WE HAVE NOT SOUGHT, NOR HAVE WE RECEIVED, PERMISSION FROM ANY THIRD-PARTY TO INCLUDE THEIR INFORMATION IN THIS LETTER. ANY SUCH INFORMATION SHOULD NOT BE VIEWED AS INDICATING THE SUPPORT OF SUCH THIRD PARTY FOR THE VIEWS EXPRESSED HEREIN.
THIS LETTER ALSO REFERENCES THE SIZE OF OUR RESPECTIVE CURRENT HOLDINGS OF SANDRIDGE SECURITIES RELATIVE TO OTHER HOLDERS OF SUCH SECURITIES. OUR VIEWS AND OUR HOLDINGS COULD CHANGE AT ANY TIME. WE MAY SELL ANY OR ALL OF OUR HOLDINGS OR INCREASE OUR HOLDINGS BY PURCHASING ADDITIONAL SECURITIES. WE MAY TAKE ANY OF THESE OR OTHER ACTIONS REGARDING SANDRIDGE WITHOUT UPDATING THIS LETTER OR PROVIDING ANY NOTICE WHATSOEVER OF ANY SUCH CHANGES (EXCEPT AS OTHERWISE REQUIRED BY LAW).

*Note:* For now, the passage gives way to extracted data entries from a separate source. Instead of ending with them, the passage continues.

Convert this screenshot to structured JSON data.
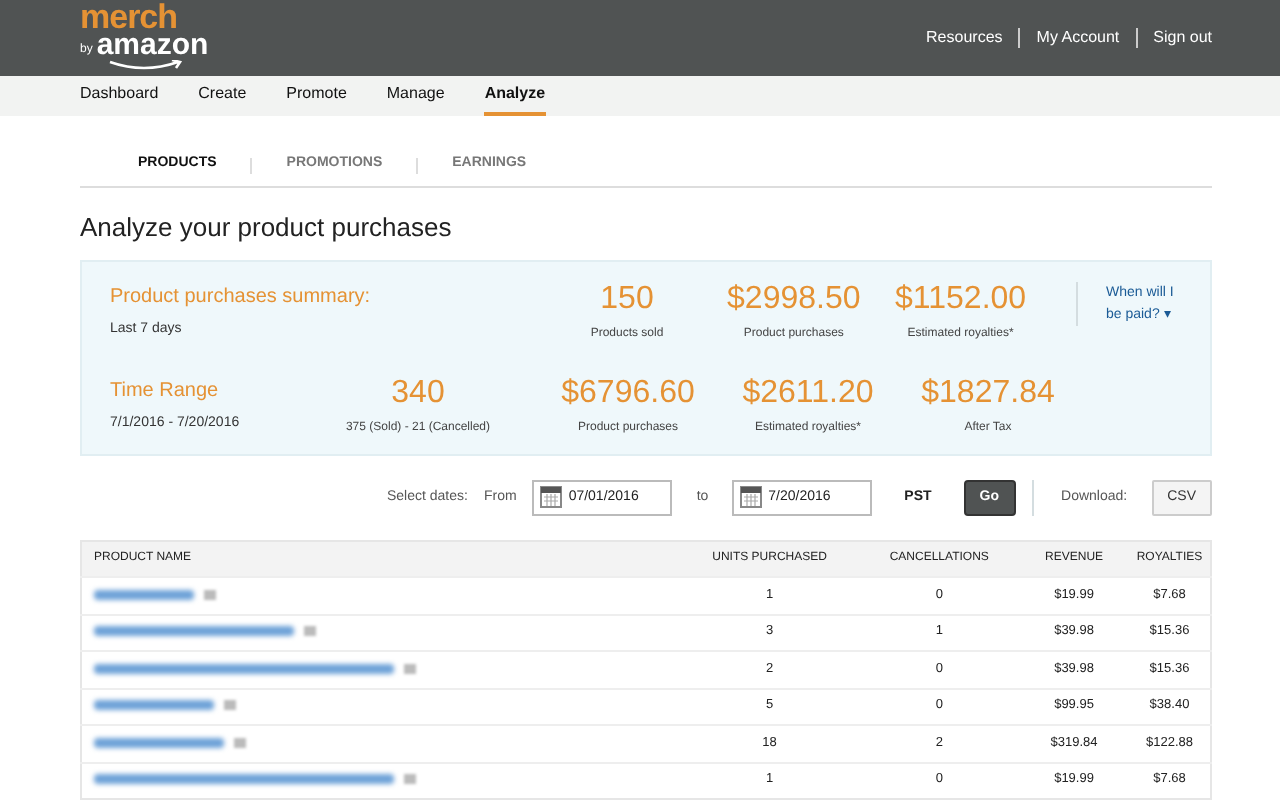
{
  "logo": {
    "top": "merch",
    "by": "by",
    "brand": "amazon"
  },
  "header_links": [
    "Resources",
    "My Account",
    "Sign out"
  ],
  "nav": [
    {
      "label": "Dashboard",
      "selected": false
    },
    {
      "label": "Create",
      "selected": false
    },
    {
      "label": "Promote",
      "selected": false
    },
    {
      "label": "Manage",
      "selected": false
    },
    {
      "label": "Analyze",
      "selected": true
    }
  ],
  "subtabs": [
    {
      "label": "PRODUCTS",
      "selected": true
    },
    {
      "label": "PROMOTIONS",
      "selected": false
    },
    {
      "label": "EARNINGS",
      "selected": false
    }
  ],
  "heading": "Analyze your product purchases",
  "summary": {
    "title": "Product purchases summary:",
    "subtitle": "Last 7 days",
    "stats": [
      {
        "value": "150",
        "label": "Products sold"
      },
      {
        "value": "$2998.50",
        "label": "Product purchases"
      },
      {
        "value": "$1152.00",
        "label": "Estimated royalties*"
      }
    ],
    "help_link": "When will I be paid?",
    "help_caret": "▾"
  },
  "time_range": {
    "title": "Time Range",
    "subtitle": "7/1/2016 - 7/20/2016",
    "stats": [
      {
        "value": "340",
        "label": "375 (Sold) - 21 (Cancelled)"
      },
      {
        "value": "$6796.60",
        "label": "Product purchases"
      },
      {
        "value": "$2611.20",
        "label": "Estimated royalties*"
      },
      {
        "value": "$1827.84",
        "label": "After Tax"
      }
    ]
  },
  "date_filter": {
    "label": "Select dates:",
    "from_label": "From",
    "from": "07/01/2016",
    "to_label": "to",
    "to": "7/20/2016",
    "timezone": "PST",
    "go": "Go",
    "download_label": "Download:",
    "download": "CSV"
  },
  "table": {
    "columns": [
      "PRODUCT NAME",
      "UNITS PURCHASED",
      "CANCELLATIONS",
      "REVENUE",
      "ROYALTIES"
    ],
    "rows": [
      {
        "units": "1",
        "cancellations": "0",
        "revenue": "$19.99",
        "royalties": "$7.68"
      },
      {
        "units": "3",
        "cancellations": "1",
        "revenue": "$39.98",
        "royalties": "$15.36"
      },
      {
        "units": "2",
        "cancellations": "0",
        "revenue": "$39.98",
        "royalties": "$15.36"
      },
      {
        "units": "5",
        "cancellations": "0",
        "revenue": "$99.95",
        "royalties": "$38.40"
      },
      {
        "units": "18",
        "cancellations": "2",
        "revenue": "$319.84",
        "royalties": "$122.88"
      },
      {
        "units": "1",
        "cancellations": "0",
        "revenue": "$19.99",
        "royalties": "$7.68"
      }
    ]
  }
}
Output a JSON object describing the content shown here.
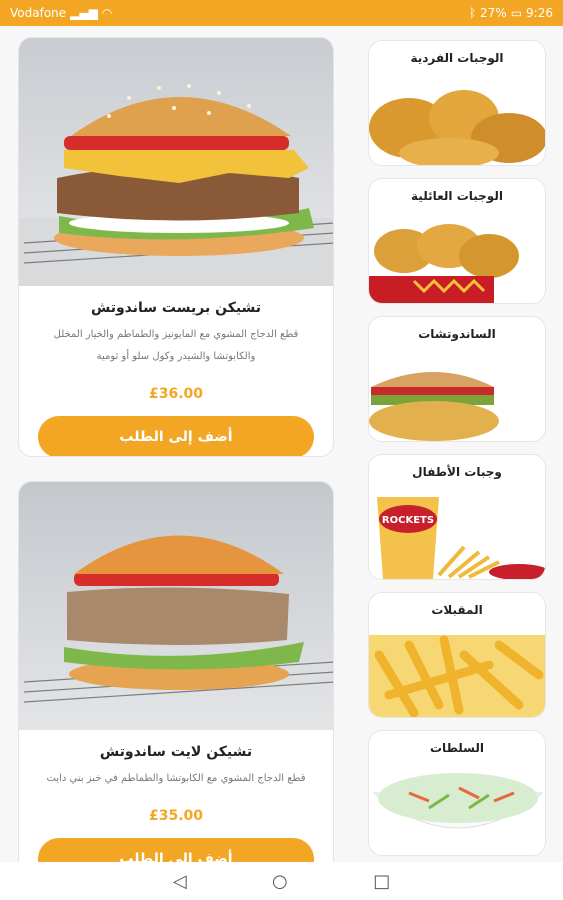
{
  "status": {
    "carrier": "Vodafone",
    "battery": "27%",
    "time": "9:26"
  },
  "categories": [
    {
      "title": "الوجبات الفردية",
      "icon": "fried-chicken-image"
    },
    {
      "title": "الوجبات العائلية",
      "icon": "chicken-bucket-image"
    },
    {
      "title": "الساندوتشات",
      "icon": "sandwich-image"
    },
    {
      "title": "وجبات الأطفال",
      "icon": "kids-meal-image"
    },
    {
      "title": "المقبلات",
      "icon": "fries-image"
    },
    {
      "title": "السلطات",
      "icon": "salad-image"
    }
  ],
  "products": [
    {
      "name": "تشيكن بريست ساندوتش",
      "description": "قطع الدجاج المشوي مع المايونيز والطماطم والخيار المخلل والكابوتشا والشيدر وكول سلو أو ثومية",
      "price": "£36.00",
      "button": "أضف إلى الطلب"
    },
    {
      "name": "تشيكن لايت ساندوتش",
      "description": "قطع الدجاج المشوي مع الكابوتشا والطماطم في خبز بني دايت",
      "price": "£35.00",
      "button": "أضف إلى الطلب"
    }
  ],
  "kids_logo_text": "ROCKETS",
  "colors": {
    "accent": "#f2a624"
  }
}
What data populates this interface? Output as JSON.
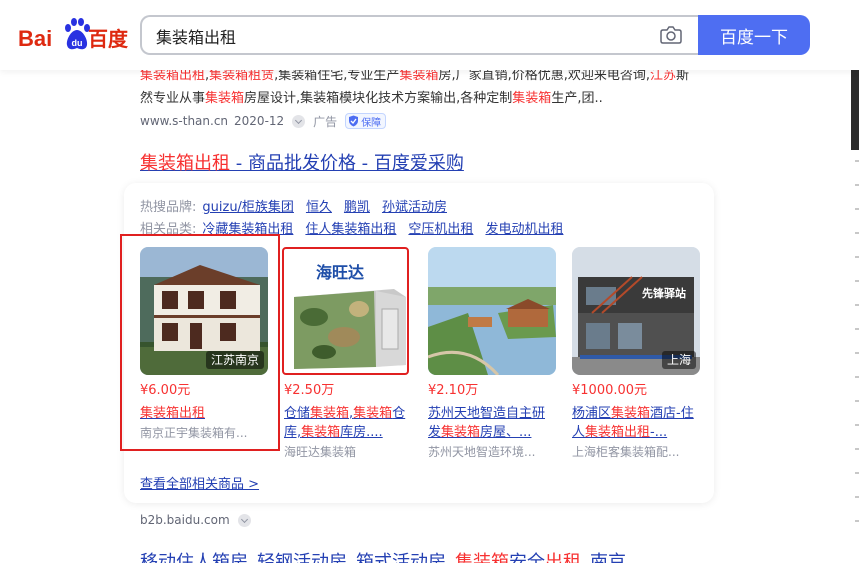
{
  "header": {
    "logo_bai": "Bai",
    "logo_cn": "百度",
    "search_value": "集装箱出租",
    "search_button": "百度一下",
    "camera_icon": "camera-icon"
  },
  "result1": {
    "line1": [
      {
        "t": "集装箱出租",
        "red": true
      },
      {
        "t": ",",
        "red": false
      },
      {
        "t": "集装箱租赁",
        "red": true
      },
      {
        "t": ",集装箱住宅,专业生产",
        "red": false
      },
      {
        "t": "集装箱",
        "red": true
      },
      {
        "t": "房,厂家直销,价格优惠,欢迎来电咨询,",
        "red": false
      },
      {
        "t": "江苏",
        "red": true
      },
      {
        "t": "斯",
        "red": false
      }
    ],
    "line2": [
      {
        "t": "然专业从事",
        "red": false
      },
      {
        "t": "集装箱",
        "red": true
      },
      {
        "t": "房屋设计,集装箱模块化技术方案输出,各种定制",
        "red": false
      },
      {
        "t": "集装箱",
        "red": true
      },
      {
        "t": "生产,团..",
        "red": false
      }
    ],
    "url": "www.s-than.cn",
    "date": "2020-12",
    "ad": "广告",
    "guarantee": "保障"
  },
  "result2": {
    "title_red": "集装箱出租",
    "title_rest": " - 商品批发价格 - 百度爱采购",
    "hot_label": "热搜品牌:",
    "hot_tags": [
      "guizu/柜族集团",
      "恒久",
      "鹏凯",
      "孙斌活动房"
    ],
    "related_label": "相关品类:",
    "related_tags": [
      "冷藏集装箱出租",
      "住人集装箱出租",
      "空压机出租",
      "发电动机出租"
    ],
    "products": [
      {
        "price": "¥6.00元",
        "name_parts": [
          {
            "t": "集装箱出租",
            "red": true
          }
        ],
        "shop": "南京正宇集装箱有...",
        "loc": "江苏南京"
      },
      {
        "price": "¥2.50万",
        "name_parts": [
          {
            "t": "仓储",
            "red": false
          },
          {
            "t": "集装箱",
            "red": true
          },
          {
            "t": ",",
            "red": false
          },
          {
            "t": "集装箱",
            "red": true
          },
          {
            "t": "仓库,",
            "red": false
          },
          {
            "t": "集装箱",
            "red": true
          },
          {
            "t": "库房....",
            "red": false
          }
        ],
        "shop": "海旺达集装箱",
        "loc": "",
        "brand": "海旺达"
      },
      {
        "price": "¥2.10万",
        "name_parts": [
          {
            "t": "苏州天地智造自主研发",
            "red": false
          },
          {
            "t": "集装箱",
            "red": true
          },
          {
            "t": "房屋、...",
            "red": false
          }
        ],
        "shop": "苏州天地智造环境...",
        "loc": ""
      },
      {
        "price": "¥1000.00元",
        "name_parts": [
          {
            "t": "杨浦区",
            "red": false
          },
          {
            "t": "集装箱",
            "red": true
          },
          {
            "t": "酒店-住人",
            "red": false
          },
          {
            "t": "集装箱出租",
            "red": true
          },
          {
            "t": "-...",
            "red": false
          }
        ],
        "shop": "上海柜客集装箱配...",
        "loc": "上海",
        "sign": "先锋驿站"
      }
    ],
    "view_all": "查看全部相关商品 >",
    "url": "b2b.baidu.com"
  },
  "result3": {
    "title_parts": [
      {
        "t": "移动住人箱房_轻钢活动房_箱式活动房_",
        "red": false
      },
      {
        "t": "集装箱",
        "red": true
      },
      {
        "t": "安全",
        "red": false
      },
      {
        "t": "出租",
        "red": true
      },
      {
        "t": "_南京...",
        "red": false
      }
    ]
  },
  "colors": {
    "brand_blue": "#4e6ef2",
    "link_blue": "#2440b3",
    "highlight_red": "#f73131",
    "annotation_red": "#e02020"
  }
}
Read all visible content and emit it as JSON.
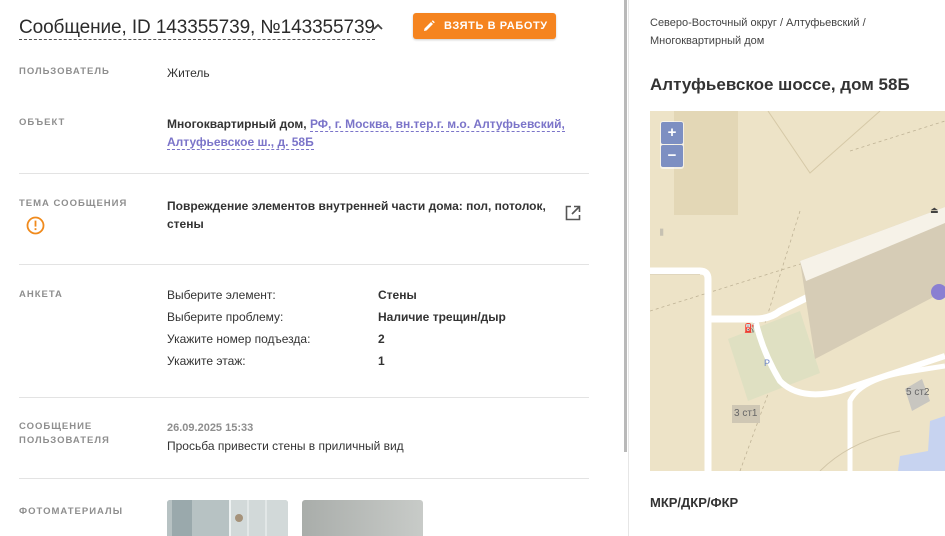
{
  "header": {
    "title": "Сообщение, ID 143355739, №143355739",
    "take_button": "ВЗЯТЬ В РАБОТУ"
  },
  "user": {
    "label": "ПОЛЬЗОВАТЕЛЬ",
    "value": "Житель"
  },
  "object": {
    "label": "ОБЪЕКТ",
    "type": "Многоквартирный дом,",
    "address_line1": "РФ, г. Москва, вн.тер.г. м.о. Алтуфьевский,",
    "address_line2": "Алтуфьевское ш., д. 58Б"
  },
  "topic": {
    "label": "ТЕМА СООБЩЕНИЯ",
    "line1": "Повреждение элементов внутренней части дома: пол, потолок,",
    "line2": "стены"
  },
  "survey": {
    "label": "АНКЕТА",
    "rows": [
      {
        "q": "Выберите элемент:",
        "a": "Стены"
      },
      {
        "q": "Выберите проблему:",
        "a": "Наличие трещин/дыр"
      },
      {
        "q": "Укажите номер подъезда:",
        "a": "2"
      },
      {
        "q": "Укажите этаж:",
        "a": "1"
      }
    ]
  },
  "user_message": {
    "label_line1": "СООБЩЕНИЕ",
    "label_line2": "ПОЛЬЗОВАТЕЛЯ",
    "date": "26.09.2025 15:33",
    "text": "Просьба привести стены в приличный вид"
  },
  "photos": {
    "label": "ФОТОМАТЕРИАЛЫ"
  },
  "location": {
    "breadcrumb_line1": "Северо-Восточный округ / Алтуфьевский /",
    "breadcrumb_line2": "Многоквартирный дом",
    "address": "Алтуфьевское шоссе, дом 58Б"
  },
  "map": {
    "zoom_in": "+",
    "zoom_out": "−",
    "labels": {
      "bldg_a": "3 ст1",
      "bldg_b": "5 ст2",
      "parking": "P"
    }
  },
  "footer_label": "МКР/ДКР/ФКР",
  "colors": {
    "accent": "#f5841f",
    "link": "#7b74c9",
    "warning": "#f08a1c",
    "map_bg": "#ede3c7"
  }
}
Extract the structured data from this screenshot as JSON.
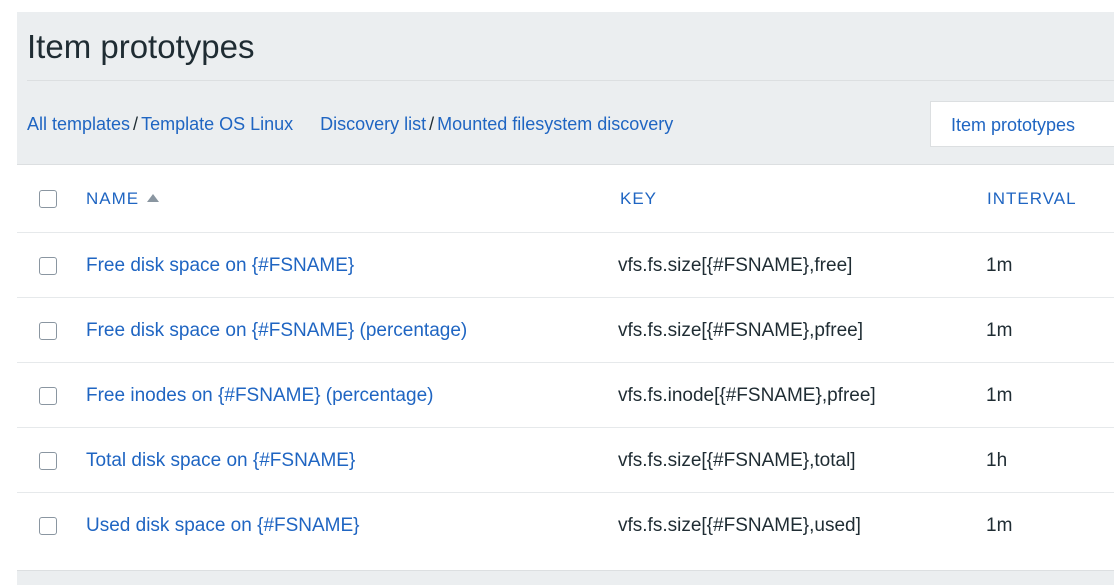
{
  "header": {
    "title": "Item prototypes"
  },
  "breadcrumbs": {
    "all_templates": "All templates",
    "separator": "/",
    "template": "Template OS Linux",
    "discovery_list": "Discovery list",
    "discovery_rule": "Mounted filesystem discovery",
    "active_tab": "Item prototypes"
  },
  "table": {
    "columns": {
      "name": "NAME",
      "key": "KEY",
      "interval": "INTERVAL"
    },
    "sort": {
      "column": "name",
      "direction": "ascending",
      "icon": "sort-ascending-icon"
    },
    "rows": [
      {
        "name": "Free disk space on {#FSNAME}",
        "key": "vfs.fs.size[{#FSNAME},free]",
        "interval": "1m"
      },
      {
        "name": "Free disk space on {#FSNAME} (percentage)",
        "key": "vfs.fs.size[{#FSNAME},pfree]",
        "interval": "1m"
      },
      {
        "name": "Free inodes on {#FSNAME} (percentage)",
        "key": "vfs.fs.inode[{#FSNAME},pfree]",
        "interval": "1m"
      },
      {
        "name": "Total disk space on {#FSNAME}",
        "key": "vfs.fs.size[{#FSNAME},total]",
        "interval": "1h"
      },
      {
        "name": "Used disk space on {#FSNAME}",
        "key": "vfs.fs.size[{#FSNAME},used]",
        "interval": "1m"
      }
    ]
  },
  "colors": {
    "link": "#1f65c2",
    "text": "#1f2c33",
    "panel_background": "#ebeef0",
    "table_background": "#ffffff"
  }
}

Certain statements contained in this letter are forward-looking statements including, but not limited to, statements that are predications of or indicate future events, trends, plans or objectives. Undue reliance should not be placed on such statements because, by their nature, they are subject to known and unknown risks and uncertainties. Forward-looking statements are not guarantees of future performance or activities and are subject to many risks and uncertainties. Due to such risks and uncertainties, actual events or results or actual performance may differ materially from those reflected or contemplated in such forward-looking statements. Forward-looking statements can be identified by the use of the future tense or other forward-looking words such as “believe,” “expect,” “anticipate,” “intend,” “plan,” “estimate,” “should,” “may,” “will,” “objective,” “projection,” “forecast,” “management believes,” “continue,” “strategy,” “position” or the negative of those terms or other variations of them or by comparable terminology.
Important factors that could cause actual results to differ materially from the expectations set forth in this letter include, among other things, the factors identified in SandRidge’s public filings. Such forward-looking statements should therefore be construed in light of such factors, and the Participants are under no obligation, and expressly disclaim any intention or obligation, to update or revise any forward-looking statements, whether as a result of new information, future events or otherwise, except as required by law.
[i] Based on year to date front month WTI through May 31, 2018 and NYMEX Strip pricing as of June 1, 2018.